Color Trends We're Watching This Season
From muted earth tones to unexpected pastels, here are the color movements shaping fashion this spring and how they translate into everyday wardrobes.
By Emma Chen
Color as a Quiet Statement
There was a time when a “color trend” meant one specific shade plastered across every runway, every storefront, and every social media feed simultaneously. That era feels increasingly distant. The way we think about color in fashion has matured, and this spring the conversation is not about a single color of the moment but about a shift in how we use color altogether.
The direction is clear: softer, more grounded, and deeply personal. Here are the movements we are watching and wearing.
Earth Tones With Depth
Earth tones have been a staple of the minimal wardrobe for years, but this season they are gaining new complexity. We are moving beyond flat khaki and generic beige into richer, more layered expressions of the natural palette.
Terracotta is the standout. Not the washed-out, pale version you might have seen in years past, but a deep, warm, sun-baked clay that feels vibrant without being loud. We introduced our Linen Button-Down in Terracotta this spring, and it has become one of our fastest-selling colorways.
Other earth tones gaining traction:
- Driftwood - a warm grey-brown that reads differently depending on the light
- Umber - deeper and richer than traditional camel, with a reddish undertone
- Sandstone - our signature neutral, which continues to prove its versatility
The appeal of these tones is their warmth. They feel human in a way that cooler neutrals sometimes do not. Against skin, they glow rather than wash out.
The Green Spectrum
Green is having a genuine moment, but it is not the emerald or forest green of seasons past. This spring, the greens are muted and organic: sage, eucalyptus, lichen, and moss. They evoke the natural world without being literal about it.
Our Pale Sage colorway in the Organic Cotton Crew Tee captures this perfectly. It is a green that barely announces itself - more of a whisper than a statement. Worn with Sandstone chinos or under a Driftwood overshirt, it adds a subtle point of interest without disrupting a neutral palette.
What makes this green trend feel lasting rather than fleeting is its groundedness. These are not fashion greens. They are nature’s greens, and they carry a sense of calm that resonates with how many people want to dress right now.
Blue, Reimagined
Blue is eternal in menswear and womenswear alike, but the specific blues that feel current are shifting. Navy remains a foundation, but the exciting space is in the middle range: dusty blues, stone blues, and the grey-blue family that sits somewhere between denim and sky.
Our Fog Blue is a perfect example. It is a color that resists easy description - not quite grey, not quite blue, not quite lavender. In different lights it reads differently, and that chameleon quality is exactly what makes it interesting. Pair it with white and it feels crisp. Pair it with earth tones and it feels moody. It adapts to its context.
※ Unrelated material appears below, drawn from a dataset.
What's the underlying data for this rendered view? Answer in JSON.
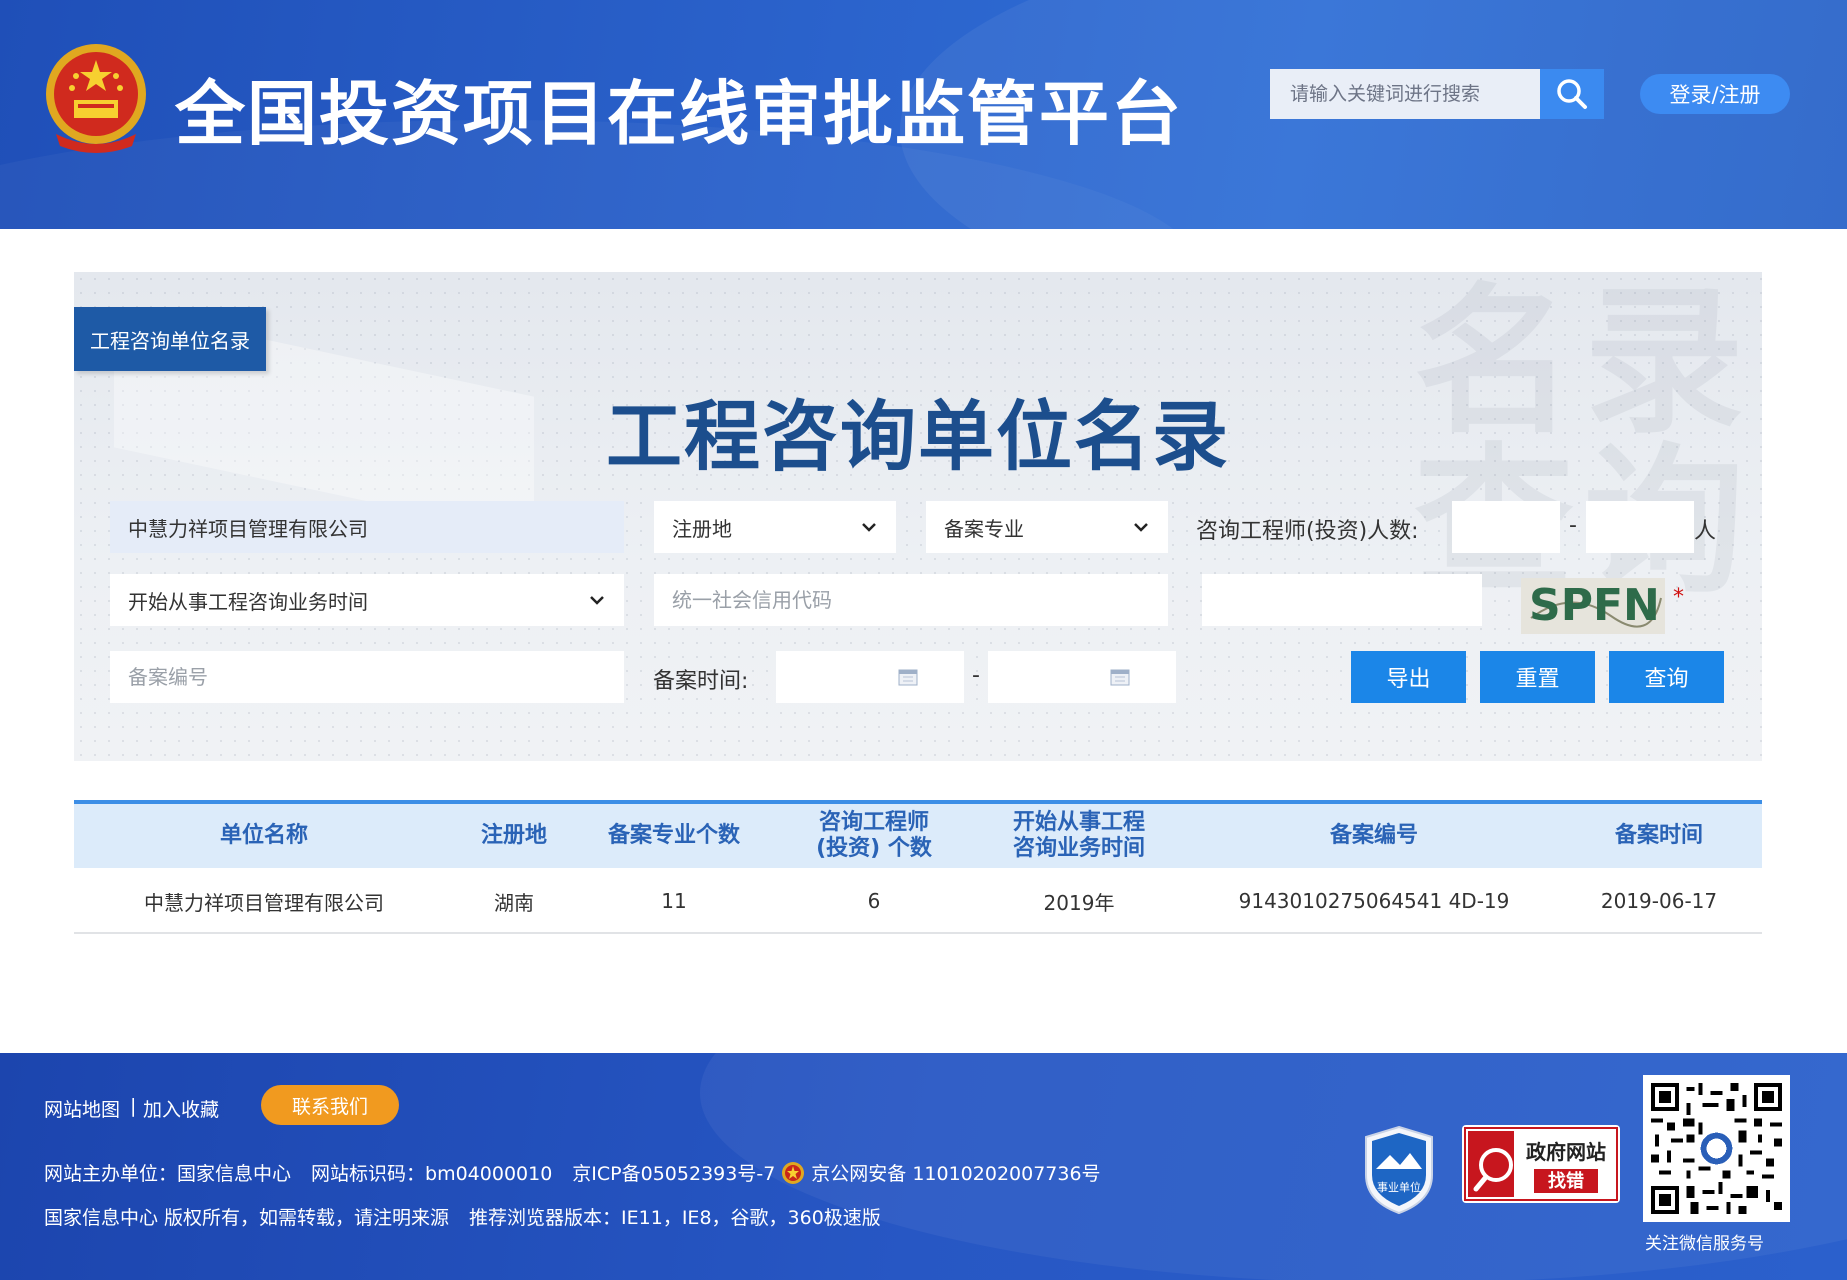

We are also seeing a resurgence of indigo in its traditional, natural-dye form. Brands working with Japanese indigo techniques are producing fabrics with a depth and richness that synthetic dyes simply cannot replicate. This is an area we are actively exploring for future collections.
The Case for Cream
If you think cream and white are interchangeable, look more closely. Cream has an inherent warmth that pure white lacks, and this season it is emerging as a color in its own right rather than a substitute.
Oatmeal, ivory, and warm cream are appearing across knitwear, trousers, and outerwear. Our Heavyweight Crew Sweatshirt in Oatmeal is a perfect expression of this - it is cozy and rich in a way that a white sweatshirt simply is not.
Styling tip: cream works best when layered in tonal combinations. An Oatmeal sweatshirt over a Chalk White tee with Sandstone chinos creates a monochromatic look that has far more depth than you might expect.
What We Are Not Doing
It is worth noting the trends we are choosing not to follow this season:
- Neon and hypercolor: Still appearing on some runways, but not aligned with the direction we see our customers moving
- Trend-specific seasonal colors: We are not chasing the “color of the year” because our customers want pieces that last beyond a single season
- All-black everything: Black is always valid, but we find that our customers are increasingly drawn to warmth and subtlety
Building a Color Wardrobe
The most useful way to think about color is in a system. At Commonware, our seasonal palette is designed so that every color works with every other color. You should be able to reach into your closet and pull out any two Commonware pieces with confidence that they will work together.
That is not an accident. It is a deliberate design choice, and it is one of the most important things we do. Because the best color trend is the one that works with everything you already own.
This spring, we are proud of the palette we have built. Explore it and find the colors that feel like you.